Lin Tze-luen (林子倫), an associate professor of political science at National Taiwan University, said he agreed that carbon tax should be charged by the central government and that the taxation system should be reviewed as a whole.
“Given that offering low-carbon products and services is a global trend, rather than postponing imposing the price of carbon dioxide emissions on emitters, the government should have helped businesses adapt to incorporating environmental matters in production process to avoid trade sanctions that could be brought into post-Kyoto arrangements and to enhance competitiveness,” Lin said.
What added to concerns over potential rises in emissions was that, in these times of hardship, there were signs the government was falling back on energy-intensive, polluting industries.
In June, the Environmental Protection Agency gave conditional approval to an expansion proposal by Dragon Steel Corp, under which the company needed to reduce carbon dioxide emissions by 15 percent by 2014; it would otherwise be fined a carbon-reduction fee of NT$1.5 billion a year.
Although it was the first case requiring a major development to pay a carbon-reduction fee, it was criticized as an “empty pledge” because the Greenhouse Gas Reduction Act (溫室氣體減量法) hasn’t been yet enacted.

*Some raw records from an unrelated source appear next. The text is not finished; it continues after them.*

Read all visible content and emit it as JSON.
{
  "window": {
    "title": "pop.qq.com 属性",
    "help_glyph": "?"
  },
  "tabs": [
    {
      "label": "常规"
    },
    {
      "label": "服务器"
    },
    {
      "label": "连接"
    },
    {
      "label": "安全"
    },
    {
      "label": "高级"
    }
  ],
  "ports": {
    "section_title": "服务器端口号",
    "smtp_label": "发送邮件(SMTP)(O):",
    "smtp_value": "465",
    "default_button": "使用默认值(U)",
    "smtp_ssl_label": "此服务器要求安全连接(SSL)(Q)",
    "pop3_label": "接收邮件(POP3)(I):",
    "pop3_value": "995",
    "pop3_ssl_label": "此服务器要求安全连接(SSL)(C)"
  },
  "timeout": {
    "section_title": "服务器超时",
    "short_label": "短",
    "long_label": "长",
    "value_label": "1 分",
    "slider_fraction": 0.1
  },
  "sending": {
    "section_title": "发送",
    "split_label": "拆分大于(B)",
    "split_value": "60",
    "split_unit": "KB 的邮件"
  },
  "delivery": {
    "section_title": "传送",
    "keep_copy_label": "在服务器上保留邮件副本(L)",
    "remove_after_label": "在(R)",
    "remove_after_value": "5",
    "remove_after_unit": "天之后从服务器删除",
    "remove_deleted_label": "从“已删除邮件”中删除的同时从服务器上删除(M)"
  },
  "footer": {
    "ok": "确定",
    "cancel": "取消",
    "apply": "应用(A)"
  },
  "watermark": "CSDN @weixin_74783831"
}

This month, the Executive Yuan established a task force to facilitate a cracker complex project by Kuokuang Petrochemical Technology (國光石化), which last year planned to shift the project overseas because of opposition from conservationists and fishermen in Changhua County.
More recently, Liu promised Formosa Plastic Group could speed up its fifth-stage expansion proposal of a sixth naphtha cracker plant when he visited an industrial park in Mailiao, another long-term controversial project in light of the massive emissions generated by the group.
Wang To-far (王塗發), a professor of economics at National Taipei University, said that steel, petrochemicals, concrete, paper and other high energy-consuming industries consumed one-third of Taiwan’s total energy, while creating less than 5 percent of the nation’s GDP in recent years.
“Currently about half of the country’s carbon dioxide emissions comes from the industrial sector. The soon-to-be-built plants will make it even harder to achieve Ma’s emission reduction target,” Pan said.